Он прошел вслед за ней два квартала, до угла улиц Хоппер и Мэттьюз. Потом Огаста внезапно, ни на миг не замедляя шага, не глядя на номер дома – она явно была здесь не в первый раз, – свернула в подъезд одного из старых зданий, которые когда-то были фабричными, а теперь превратились в жилые дома, квартирная плата в которых была просто астрономической Клинг подождал пару минут, заглянул в дверь, чтобы убедиться, что в подъезде никого нет, и вошел в вестибюль. Стены были выкрашены в темно-зеленый цвет.
Лифта не было – только железная лестница в конце вестибюля, вроде той, что вела в помещение для детективов у них в участке. Клинг прислушался – у хороших копов слух тренированный – и услышал слабое цоканье каблучков где-то наверху. В вестибюле висел список жильцов. Клинг поспешно просмотрел его, боясь, что Огаста вдруг вернется, спустится вниз и обнаружит в вестибюле его.
Потом он снова вышел на тротуар. В доме было шесть этажей. В каждом из верхних этажей на улицу выходило по четыре окна. Скорее всего на каждом этаже не одна квартира. Клинг записал адрес в блокнот – Хоппер-стрит, 641, – пересек улицу и зашел в закусочную на углу. Взял отсыревший гамбургер и тепловатый гоголь-моголь и сел к окну, следить за домом напротив. Часы на засаленной стене показывали 12.40. Клинг проверил время по своим часам.

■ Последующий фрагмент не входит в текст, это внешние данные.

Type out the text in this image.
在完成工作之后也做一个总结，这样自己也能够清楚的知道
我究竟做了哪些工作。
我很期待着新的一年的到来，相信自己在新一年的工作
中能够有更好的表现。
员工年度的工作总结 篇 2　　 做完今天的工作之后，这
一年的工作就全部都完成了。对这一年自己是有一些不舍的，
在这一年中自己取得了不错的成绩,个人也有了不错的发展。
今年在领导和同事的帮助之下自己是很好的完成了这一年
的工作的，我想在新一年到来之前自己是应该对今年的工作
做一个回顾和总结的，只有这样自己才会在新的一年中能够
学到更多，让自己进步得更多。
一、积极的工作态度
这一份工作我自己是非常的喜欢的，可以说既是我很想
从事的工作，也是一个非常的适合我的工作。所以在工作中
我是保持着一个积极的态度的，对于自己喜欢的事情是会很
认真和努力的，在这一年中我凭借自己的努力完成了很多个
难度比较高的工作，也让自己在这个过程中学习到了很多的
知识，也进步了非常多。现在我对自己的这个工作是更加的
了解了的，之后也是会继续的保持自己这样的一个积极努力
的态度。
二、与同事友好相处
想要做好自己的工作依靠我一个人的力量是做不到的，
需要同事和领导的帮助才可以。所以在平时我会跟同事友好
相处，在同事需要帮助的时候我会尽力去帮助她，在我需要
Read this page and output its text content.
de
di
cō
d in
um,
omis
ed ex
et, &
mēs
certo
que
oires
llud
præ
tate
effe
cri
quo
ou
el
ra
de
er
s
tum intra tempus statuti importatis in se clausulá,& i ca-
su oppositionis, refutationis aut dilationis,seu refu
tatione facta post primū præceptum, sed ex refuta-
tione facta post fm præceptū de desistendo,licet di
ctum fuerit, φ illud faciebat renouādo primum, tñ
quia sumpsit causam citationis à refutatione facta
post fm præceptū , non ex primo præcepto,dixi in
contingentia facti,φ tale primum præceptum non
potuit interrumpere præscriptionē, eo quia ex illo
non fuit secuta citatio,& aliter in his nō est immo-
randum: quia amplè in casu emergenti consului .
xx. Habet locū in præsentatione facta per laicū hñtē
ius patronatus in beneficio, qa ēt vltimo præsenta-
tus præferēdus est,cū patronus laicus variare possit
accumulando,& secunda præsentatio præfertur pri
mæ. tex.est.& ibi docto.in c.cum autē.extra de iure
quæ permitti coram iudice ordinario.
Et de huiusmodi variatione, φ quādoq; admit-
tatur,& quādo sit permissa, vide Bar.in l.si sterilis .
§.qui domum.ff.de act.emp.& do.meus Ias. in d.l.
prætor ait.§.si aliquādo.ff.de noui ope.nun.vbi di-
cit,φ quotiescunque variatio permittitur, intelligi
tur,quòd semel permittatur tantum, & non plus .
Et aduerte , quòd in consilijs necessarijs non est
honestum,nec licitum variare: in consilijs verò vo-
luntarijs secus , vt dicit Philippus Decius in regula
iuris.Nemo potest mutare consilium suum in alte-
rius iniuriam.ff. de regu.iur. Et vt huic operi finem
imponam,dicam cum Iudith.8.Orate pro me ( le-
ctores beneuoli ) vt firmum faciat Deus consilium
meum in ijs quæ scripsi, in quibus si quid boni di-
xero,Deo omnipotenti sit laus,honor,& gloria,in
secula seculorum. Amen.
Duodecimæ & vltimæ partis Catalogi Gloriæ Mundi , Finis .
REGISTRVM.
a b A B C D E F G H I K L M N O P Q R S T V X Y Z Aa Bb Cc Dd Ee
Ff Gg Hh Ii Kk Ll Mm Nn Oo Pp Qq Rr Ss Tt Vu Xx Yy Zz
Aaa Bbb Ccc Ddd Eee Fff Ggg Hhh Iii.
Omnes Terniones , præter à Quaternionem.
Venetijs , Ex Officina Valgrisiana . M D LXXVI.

В час он заказал еще один гоголь-моголь. В половине второго он попросил принести холодный кофе. Огаста появилась только без четверти два. Она немедленно подошла к краю тротуара и остановила такси. Клинг допил кофе, потом снова вошел в дом 641 и списал все имена жильцов. Жильцов было шесть. Шесть подозреваемых. Торопиться было некуда – все, что могло случиться, уже случилось. Он сел в подземку и поехал на другой конец города, в ателье Джефферсона и Уайета, где его жена должна была быть в два часа. Он ждал на тротуаре на противоположной стороне улицы – она вышла около пяти, – и проводил ее пешком до ее агентства на Керрингтон-стрит. Он издали смотрел, как она поднялась на крыльцо узкого здания.
Потом снова сел в подземку и поехал домой.
– Когда наконец кончится эта жара? – вздохнул он.
– Говорят, где-то на той неделе, – ответил Карелла. – Может быть.
– Когда я уезжал из Сан-Франциско, там было так хорошо! – сказал Ньюмен. – Знаете, мы его зовем городом сквозняков. И не зря! Там все время такие славные ветерки... Как здесь люди вообще живут летом?
– Но ведь вроде бы и вы здесь когда-то жили, разве нет? – спросил Карелла.
– Только до тех пор, пока не стал достаточно взрослым, чтобы выбирать самому, – ответил Ньюмен. – На самом деле я демобилизовался из флота на Западном побережье и решил остаться там. Самое лучшее решение, какое я принял за свою жизнь. Знаете, чем я там занимаюсь?
– Нет, – сказал Дженеро. – А чем?
Он слушал очень внимательно. Карелла подозревал, что Дженеро заворожен – впервые в жизни он видит говорящую обезьяну!
– Гробы делаю, – сказал Ньюмен.
– Гробы? – переспросил Дженеро.
– Гробы, – кивнул Ньюмен. – До флота я занимался рекламой, а потом пошел добровольцем, чтобы малость встряхнуться – тем более что меня бы все равно призвали. Меня сделали лейтенантом, потому что я закончил университет Рэмси, знаете?
– Знаем, – сказал Карелла.
– Знаем, – подтвердил и Дженеро, но как-то неуверенно.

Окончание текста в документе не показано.